Attorno ai due acri recintati, sette torrette con mitragliatrici e lanciagranate. Gli elicotteri che pattugliano il cielo senza sosta.
Fuori dal campo, l’assurdo pezzetto d’America che è Guantanamo in terra cubana: un McDonald’s, la scuola col bus giallo per i bambini delle famiglie della base, le vetrine con gli ultimi rollerblade a 50 dollari, il cinema che ora dà «Domestic Disturbance». E, attorno allo scorcio d’America, la Cuba del vecchio Castro, che per adesso non ha fatto una piega, ha rinunciato a usare lo scandalo di X-Ray e ad attaccare gli «odiati yankee» con la sua propaganda, contando sulla possibile fine dell’embargo contro il suo regime.

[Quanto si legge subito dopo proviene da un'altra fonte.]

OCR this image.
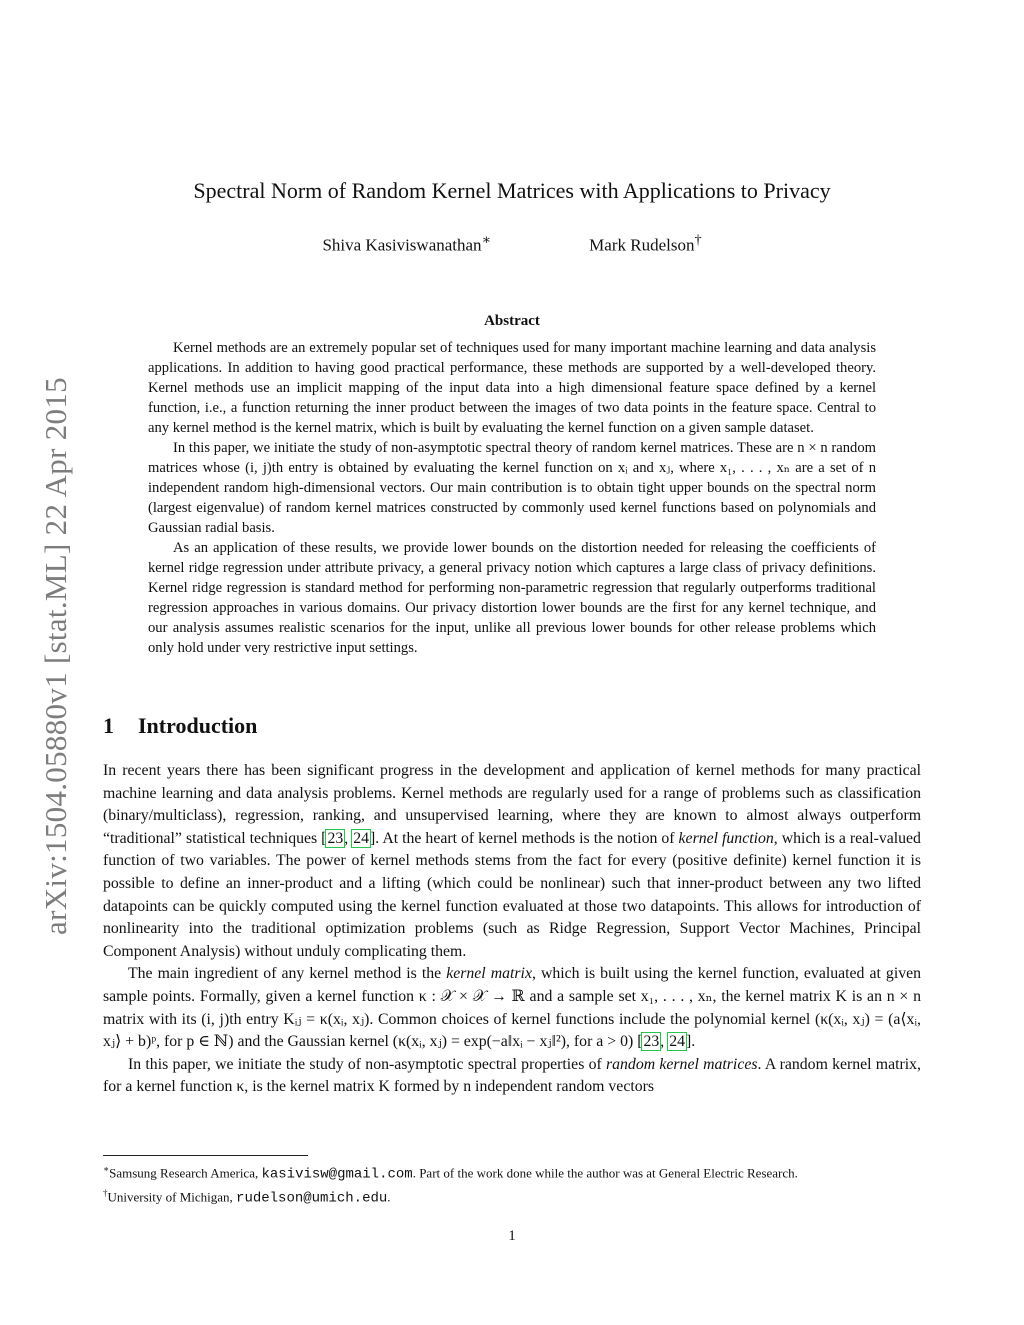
arXiv:1504.05880v1 [stat.ML] 22 Apr 2015
Spectral Norm of Random Kernel Matrices with Applications to Privacy
Shiva Kasiviswanathan∗	Mark Rudelson†
Abstract

Kernel methods are an extremely popular set of techniques used for many important machine learning and data analysis applications. In addition to having good practical performance, these methods are supported by a well-developed theory. Kernel methods use an implicit mapping of the input data into a high dimensional feature space defined by a kernel function, i.e., a function returning the inner product between the images of two data points in the feature space. Central to any kernel method is the kernel matrix, which is built by evaluating the kernel function on a given sample dataset.

In this paper, we initiate the study of non-asymptotic spectral theory of random kernel matrices. These are n × n random matrices whose (i, j)th entry is obtained by evaluating the kernel function on xᵢ and xⱼ, where x₁, . . . , xₙ are a set of n independent random high-dimensional vectors. Our main contribution is to obtain tight upper bounds on the spectral norm (largest eigenvalue) of random kernel matrices constructed by commonly used kernel functions based on polynomials and Gaussian radial basis.

As an application of these results, we provide lower bounds on the distortion needed for releasing the coefficients of kernel ridge regression under attribute privacy, a general privacy notion which captures a large class of privacy definitions. Kernel ridge regression is standard method for performing non-parametric regression that regularly outperforms traditional regression approaches in various domains. Our privacy distortion lower bounds are the first for any kernel technique, and our analysis assumes realistic scenarios for the input, unlike all previous lower bounds for other release problems which only hold under very restrictive input settings.

1 Introduction

In recent years there has been significant progress in the development and application of kernel methods for many practical machine learning and data analysis problems. Kernel methods are regularly used for a range of problems such as classification (binary/multiclass), regression, ranking, and unsupervised learning, where they are known to almost always outperform “traditional” statistical techniques [23, 24]. At the heart of kernel methods is the notion of kernel function, which is a real-valued function of two variables. The power of kernel methods stems from the fact for every (positive definite) kernel function it is possible to define an inner-product and a lifting (which could be nonlinear) such that inner-product between any two lifted datapoints can be quickly computed using the kernel function evaluated at those two datapoints. This allows for introduction of nonlinearity into the traditional optimization problems (such as Ridge Regression, Support Vector Machines, Principal Component Analysis) without unduly complicating them.

The main ingredient of any kernel method is the kernel matrix, which is built using the kernel function, evaluated at given sample points. Formally, given a kernel function κ : 𝒳 × 𝒳 → ℝ and a sample set x₁, . . . , xₙ, the kernel matrix K is an n × n matrix with its (i, j)th entry Kᵢⱼ = κ(xᵢ, xⱼ). Common choices of kernel functions include the polynomial kernel (κ(xᵢ, xⱼ) = (a⟨xᵢ, xⱼ⟩ + b)ᵖ, for p ∈ ℕ) and the Gaussian kernel (κ(xᵢ, xⱼ) = exp(−a‖xᵢ − xⱼ‖²), for a > 0) [23, 24].

In this paper, we initiate the study of non-asymptotic spectral properties of random kernel matrices. A random kernel matrix, for a kernel function κ, is the kernel matrix K formed by n independent random vectors

∗Samsung Research America, kasivisw@gmail.com. Part of the work done while the author was at General Electric Research.
†University of Michigan, rudelson@umich.edu.
1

E’ molte cose il campo di «Gitmo». E’ scontro di civiltà e sta forse per diventare la prima galera globale del nuovo mondo: i prossimi ad arrivare dovrebbero infatti essere sei algerini, che non c’entrano nulla con la guerra in Afghanistan e sono stati arrestati in Bosnia su indicazione dei servizi americani, perché sospettati di preparare un attentato all’ambasciata Usa di Sarajevo (uno di loro avrebbe telefonato a un membro di Al Qaeda). Un giudice bosniaco ne aveva ordinato la liberazione per mancanza di prove, ma i militari americani se li sono fatti consegnare e presto li porteranno qui.

La vicenda pone grosse questioni di diritto internazionale. Morton Haplerin, del Consiglio per le Relazioni estere, dice: «E’ evidente che gli Stati Uniti vedono Guantanamo come un posto dove raccogliere persone catturate in tutte le parti del mondo. Ma non è chiaro cosa pensino di fare con questa gente». Kenneth Roth, di Human Rights Watch, sostiene che questa politica potrebbe offrire il pretesto, ai Paesi meno democratici tra quelli alleati agli americani, «per reprimere qualsiasi dissenso interno». Se davvero basta una soffiata per finire in una gabbia dall’altra parte dell’oceano, la nuova storia di «Gitmo» è appena incominciata.